Os patches estão disponíveis desde o CPU de janeiro de 2026, e existe prova de conceito pública circulando desde essa mesma data. A combinação encurta o trabalho de quem ataca e explica por que servidores empresariais ainda sem correção viraram alvo preferencial.
Como identificar risco no seu ambiente
O primeiro passo é confirmar se os produtos e as versões afetadas estão em operação, incluindo ambientes de homologação e sistemas legados que ninguém revisa há tempos. Vale concentrar a checagem nestes pontos:
- Oracle HTTP Server nas versões 12.2.1.4.0, 14.1.1.0.0 ou 14.1.2.0.0.
- WebLogic Server Proxy Plug-in nas mesmas versões citadas.
- Serviços acessíveis pela rede via HTTP.
- Ambientes em que ainda não foi aplicado o CPU de janeiro de 2026.
- Alterações incomuns em dados críticos, como criação, exclusão ou modificação sem explicação clara.
O que fazer agora
A prioridade é medir a exposição e aplicar as correções que já existem. Para agências federais dos Estados Unidos, a CISA determinou mitigação urgente, com prazo aproximado de 27 de agosto.
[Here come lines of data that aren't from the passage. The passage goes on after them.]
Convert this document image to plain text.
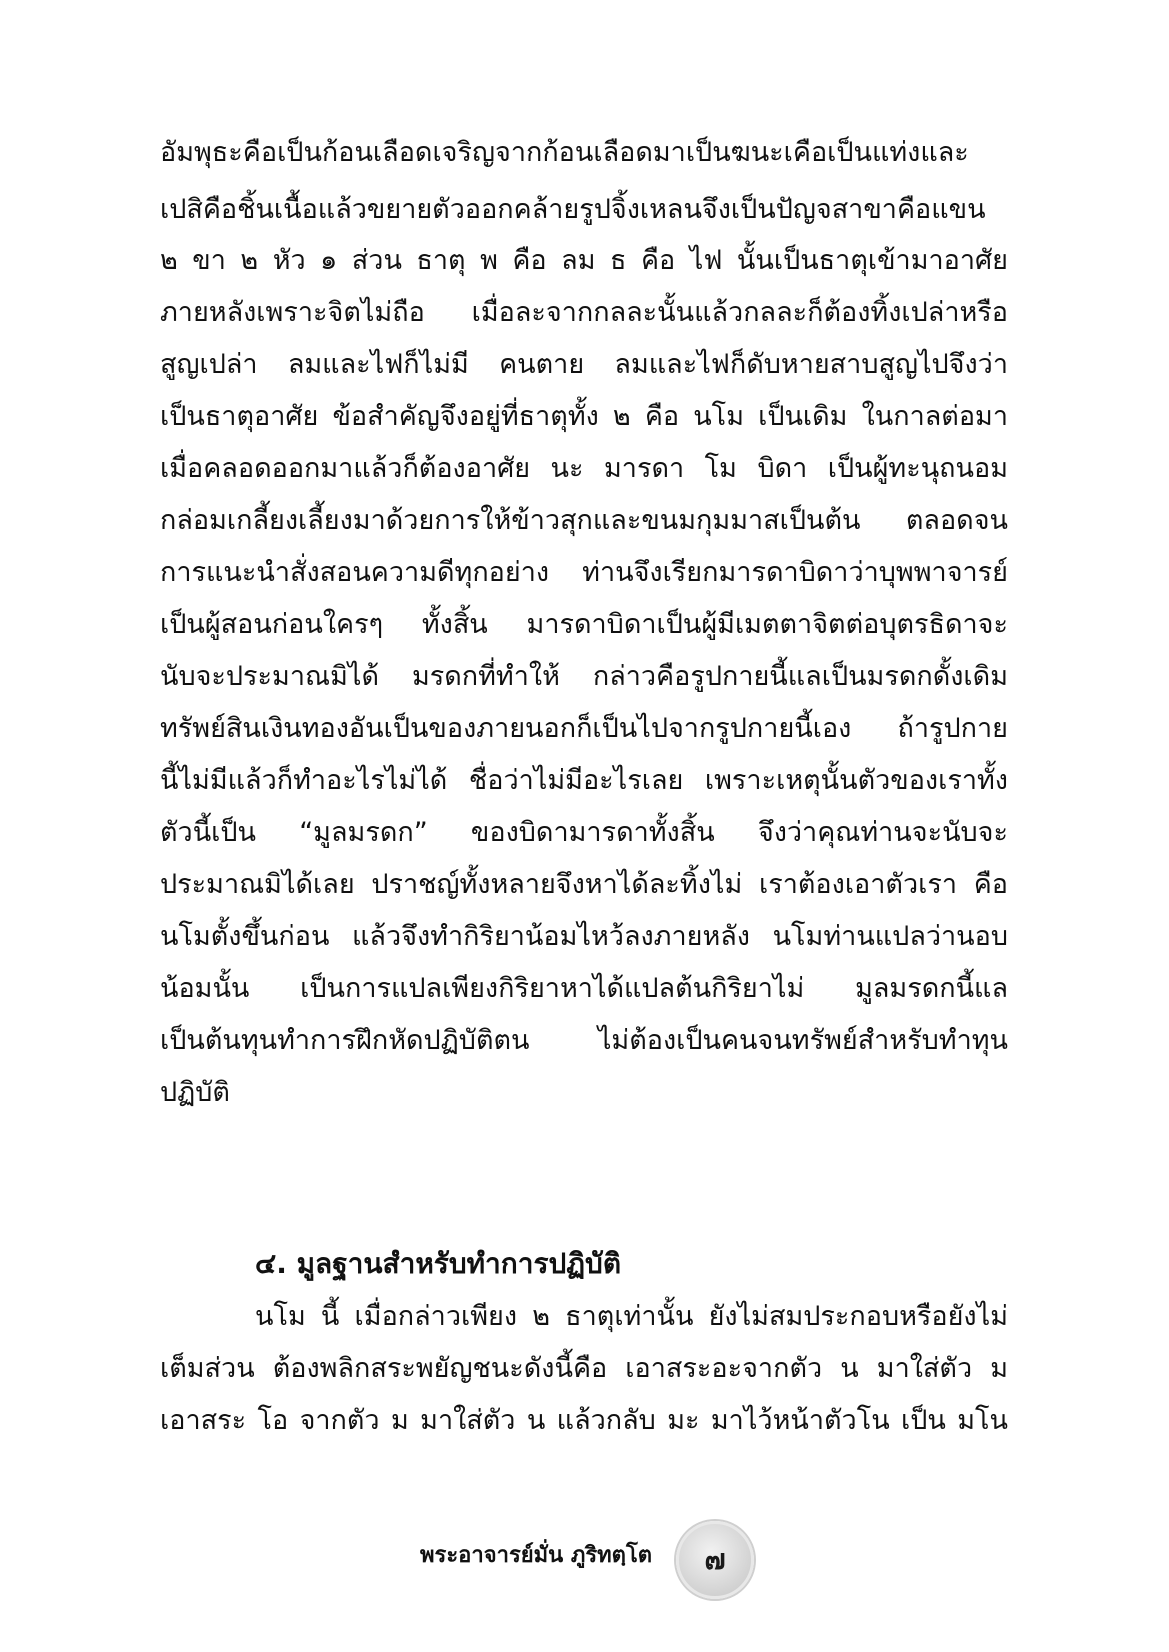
อัมพุธะคือเป็นก้อนเลือดเจริญจากก้อนเลือดมาเป็นฆนะเคือเป็นแท่งและ
เปสิคือชิ้นเนื้อแล้วขยายตัวออกคล้ายรูปจิ้งเหลนจึงเป็นปัญจสาขาคือแขน
๒ ขา ๒ หัว ๑ ส่วน ธาตุ พ คือ ลม ธ คือ ไฟ นั้นเป็นธาตุเข้ามาอาศัย
ภายหลังเพราะจิตไม่ถือ เมื่อละจากกลละนั้นแล้วกลละก็ต้องทิ้งเปล่าหรือ
สูญเปล่า ลมและไฟก็ไม่มี คนตาย ลมและไฟก็ดับหายสาบสูญไปจึงว่า
เป็นธาตุอาศัย ข้อสำคัญจึงอยู่ที่ธาตุทั้ง ๒ คือ นโม เป็นเดิม ในกาลต่อมา
เมื่อคลอดออกมาแล้วก็ต้องอาศัย นะ มารดา โม บิดา เป็นผู้ทะนุถนอม
กล่อมเกลี้ยงเลี้ยงมาด้วยการให้ข้าวสุกและขนมกุมมาสเป็นต้น ตลอดจน
การแนะนำสั่งสอนความดีทุกอย่าง ท่านจึงเรียกมารดาบิดาว่าบุพพาจารย์
เป็นผู้สอนก่อนใครๆ ทั้งสิ้น มารดาบิดาเป็นผู้มีเมตตาจิตต่อบุตรธิดาจะ
นับจะประมาณมิได้ มรดกที่ทำให้ กล่าวคือรูปกายนี้แลเป็นมรดกดั้งเดิม
ทรัพย์สินเงินทองอันเป็นของภายนอกก็เป็นไปจากรูปกายนี้เอง ถ้ารูปกาย
นี้ไม่มีแล้วก็ทำอะไรไม่ได้ ชื่อว่าไม่มีอะไรเลย เพราะเหตุนั้นตัวของเราทั้ง
ตัวนี้เป็น “มูลมรดก” ของบิดามารดาทั้งสิ้น จึงว่าคุณท่านจะนับจะ
ประมาณมิได้เลย ปราชญ์ทั้งหลายจึงหาได้ละทิ้งไม่ เราต้องเอาตัวเรา คือ
นโมตั้งขึ้นก่อน แล้วจึงทำกิริยาน้อมไหว้ลงภายหลัง นโมท่านแปลว่านอบ
น้อมนั้น เป็นการแปลเพียงกิริยาหาได้แปลต้นกิริยาไม่ มูลมรดกนี้แล
เป็นต้นทุนทำการฝึกหัดปฏิบัติตน ไม่ต้องเป็นคนจนทรัพย์สำหรับทำทุน
ปฏิบัติ
๔. มูลฐานสำหรับทำการปฏิบัติ
นโม นี้ เมื่อกล่าวเพียง ๒ ธาตุเท่านั้น ยังไม่สมประกอบหรือยังไม่
เต็มส่วน ต้องพลิกสระพยัญชนะดังนี้คือ เอาสระอะจากตัว น มาใส่ตัว ม
เอาสระ โอ จากตัว ม มาใส่ตัว น แล้วกลับ มะ มาไว้หน้าตัวโน เป็น มโน
พระอาจารย์มั่น ภูริทตฺโต ๗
Fora desse escopo obrigatório, qualquer empresa que use Oracle HTTP Server ou WebLogic Server Proxy Plug-in deveria tratar o caso com o mesmo peso.
- Localize todos os servidores Oracle HTTP Server e WebLogic Server Proxy Plug-in.
- Confirme a versão instalada e compare com as versões afetadas.
- Aplique os patches do CPU de janeiro de 2026, se ainda não foram aplicados.
- Restrinja exposição HTTP desnecessária enquanto a correção é validada.
- Revise registros e mudanças recentes em dados críticos.
Checklist pratico
- Inventarie ambientes com Oracle HTTP Server e WebLogic Server Proxy Plug-in.
- Verifique se as versões 12.2.1.4.0, 14.1.1.0.0 ou 14.1.2.0.0 estão em uso.
- Aplique os patches disponíveis desde janeiro de 2026 e documente a mitigação.
Perguntas frequentes
O que é o KEV da CISA?
É a lista da CISA com falhas comprovadamente exploradas em ataques reais. Quando uma CVE entra nesse catálogo, a orientação é agir de imediato, sem esperar a próxima janela de manutenção.
Quem deve se preocupar com a CVE-2026-21962?
Organizações que rodam Oracle HTTP Server ou WebLogic Server Proxy Plug-in nas versões afetadas, com atenção redobrada quando esses serviços aceitam acesso de rede via HTTP.
Já existe correção?
Sim. Os patches estão disponíveis desde o CPU de janeiro de 2026. O caminho recomendado é validar a aplicação em ambiente controlado e subir a correção para produção o quanto antes.